# fret polishing on the cheap



## Jim DaddyO (Mar 20, 2009)

I took a couple hours today and did a bit of work on my guitar. I have not done anything to it for a while and had a set of 10's on it that I got for free. So I decided I would go back to the 11 - 50 set that I liked, and while I was at it, I did a bit of work to the nut and polished up the frets. I am not sure what they charge for this at the store, but I would bet over $100. With the nut work and set ups costing $60 to $75 I bet I saved a couple hundred bucks. This may not be the best way to do it, but it gets the job done nicely and costs very little. 

So I organize 4 grits of sand paper (I get Norton paper from NAPA). The work starts with 400 grit and progresses to 2000 grit. Most of the work is done on the side of the fret, not the top. All by hand. You want to retain a nice shape to the fret, a cross section would look almost like a cathedral arch. Notice the magnifying lenses in the background. They help a lot.











At 600 grit the shine is already beginning to show....2 more grits to go yet.

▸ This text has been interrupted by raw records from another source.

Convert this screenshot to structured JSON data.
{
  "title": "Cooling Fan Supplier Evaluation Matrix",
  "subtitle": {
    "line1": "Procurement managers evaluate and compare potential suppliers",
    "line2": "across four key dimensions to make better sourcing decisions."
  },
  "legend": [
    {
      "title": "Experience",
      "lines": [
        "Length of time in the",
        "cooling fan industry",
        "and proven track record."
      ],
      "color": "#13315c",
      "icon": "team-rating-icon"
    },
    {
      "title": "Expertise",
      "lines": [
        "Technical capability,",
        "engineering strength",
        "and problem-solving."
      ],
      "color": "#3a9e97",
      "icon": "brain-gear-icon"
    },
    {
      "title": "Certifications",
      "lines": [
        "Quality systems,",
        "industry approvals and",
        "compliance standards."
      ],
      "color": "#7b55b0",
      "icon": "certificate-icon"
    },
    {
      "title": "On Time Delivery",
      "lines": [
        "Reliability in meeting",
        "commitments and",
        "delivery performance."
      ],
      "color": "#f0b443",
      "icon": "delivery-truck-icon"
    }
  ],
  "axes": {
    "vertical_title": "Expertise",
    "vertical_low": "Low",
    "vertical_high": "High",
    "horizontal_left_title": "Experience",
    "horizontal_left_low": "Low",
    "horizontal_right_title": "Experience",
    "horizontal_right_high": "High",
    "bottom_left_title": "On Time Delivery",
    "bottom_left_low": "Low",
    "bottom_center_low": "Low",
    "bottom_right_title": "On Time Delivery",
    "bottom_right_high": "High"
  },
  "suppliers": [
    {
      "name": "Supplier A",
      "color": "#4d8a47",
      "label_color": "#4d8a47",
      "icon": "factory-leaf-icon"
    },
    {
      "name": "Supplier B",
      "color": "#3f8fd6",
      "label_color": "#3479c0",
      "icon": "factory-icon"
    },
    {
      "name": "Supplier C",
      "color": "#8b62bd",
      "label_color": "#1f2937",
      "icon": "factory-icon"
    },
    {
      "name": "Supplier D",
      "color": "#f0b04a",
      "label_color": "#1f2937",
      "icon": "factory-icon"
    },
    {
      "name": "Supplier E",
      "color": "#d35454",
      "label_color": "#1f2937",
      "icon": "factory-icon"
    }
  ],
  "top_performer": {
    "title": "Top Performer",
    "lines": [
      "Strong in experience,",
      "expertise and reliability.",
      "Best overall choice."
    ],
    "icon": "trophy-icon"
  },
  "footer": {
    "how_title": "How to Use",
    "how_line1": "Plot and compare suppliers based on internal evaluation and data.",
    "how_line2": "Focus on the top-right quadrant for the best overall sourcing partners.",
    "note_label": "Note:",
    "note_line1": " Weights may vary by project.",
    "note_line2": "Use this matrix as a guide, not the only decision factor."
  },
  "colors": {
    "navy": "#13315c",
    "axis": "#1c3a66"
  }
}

Once I work through the grits I give it a rub with nev-r-dull for a final polish.










Here is what we are getting rid of. Notice the little black divots where the high E, B, and G string cross the fret. Also notice that most of the work is being done on the side of the fret and not the top.


----------



## Jim DaddyO (Mar 20, 2009)

We are getting close now, notice that the MAGNETIC pick ups are masked off. We do not want the metal dust getting in there. I have, at times, used the dremel tool with a buffing wheel and polishing compound between the 2000 grit and nev-r-dull at times. It helps a bit, not much, and I debate whether it is a bit more time than it's worth. Plus it is a bit more mess. I didn't this time.










You would think working on guitars would be a nice clean job. Time to clean up before re stringing.










Going with my preferred strings. I would love to try bigger, but even these can be hard to find sometimes.










There we go. Shining like little mirrors. I did a bit of nut work too and took it through the same grits of sandpaper.










So, some intonation and we are ready to go. Let's see....a set up at the shop would be what $60 to $75? The fret polishing would be at least $100 or more, and probably over $30 for a bit of adjusting on the nut. I just saved over $200, but if I were to do it for a living it would be less than that, just because I like doing it. Some would find it tedious. It takes 2 hours give or take a little.


----------



## DrHook (Oct 28, 2013)

Nice job! One trick I learned about doing fretwork is that Lee Valley Tools has these microfiber sanding pads that make quick work of the polishing. And because they're a spongy pad they conform to the shape of the fret. Check out the grit sizes, for the price they're an awesome deal especially if you're doing any touch up work on the body finish as well. http://www.leevalley.com/en/wood/page.aspx?p=62127&cat=1,250,43243,43245


----------



## kat_ (Jan 11, 2007)

Nice job. I need to do that on my Godin soon.


----------



## noman (Jul 24, 2006)

Good stuff. Did you need to crown the tops of the frets?


----------



## Jim DaddyO (Mar 20, 2009)

noman said:


> Good stuff. Did you need to crown the tops of the frets?


I retain a nice crowned cathedral arch by doing most of the work on the sides of the fret instead of the top. I have used marker in the past for ones that needed a lot of work because of leveling them. This job was just a touch up. More of a maintenance thing than anything else. Better to give them a bit of light work on a regular basis than waiting until the job is big IMO. That way your guitar always retains it's feel instead of the drastic change you get from having major work done.


----------



## Moosehead (Jan 6, 2011)

Good tutorial!


----------



## torndownunit (May 14, 2006)

I do this (though not quite to this extent) any time I change strings. I love the results of even a quick polish. One time saver, I took a piece of plastic and cut slit out to go over the fret. I just found it a little easier than the tape.


----------



## Jim DaddyO (Mar 20, 2009)

torndownunit said:


> I do this (though not quite to this extent) any time I change strings. I love the results of even a quick polish. One time saver, I took a piece of plastic and cut slit out to go over the fret. I just found it a little easier than the tape.



Yeah, I have seen those little stainless fret guards at stew-mac, but crap! I can't even afford to pay attention let alone start buying stuff...lol. I may be able to dig up a piece of plastic though. Thanks for the idea! (I think the tape came from the dollar store)


----------



## Guest (Jul 14, 2014)

I made one out of a thin piece of aluminum. mainly for filling.


----------



## mhammer (Nov 30, 2007)

Big fan of the 2000 grit from Lee Valley.

I think it's worth noting that, even when you don't damage your frets, if you have guitars hanging around, leaning up against stuff in climatically-challenging spaces, the frets can tarnish, and the tarnish impairs bendability. Polishing your frets feels like getting a new set of strings.

And if you're a cheap bugger, like me, and have too many guitars to keep strung with new strings, the same superfine sandpaper that polishes your frets can also bring back some of the sheen to your unwound strings. NOt the same as buying new, but it turns the clock back a couple of weeks.


----------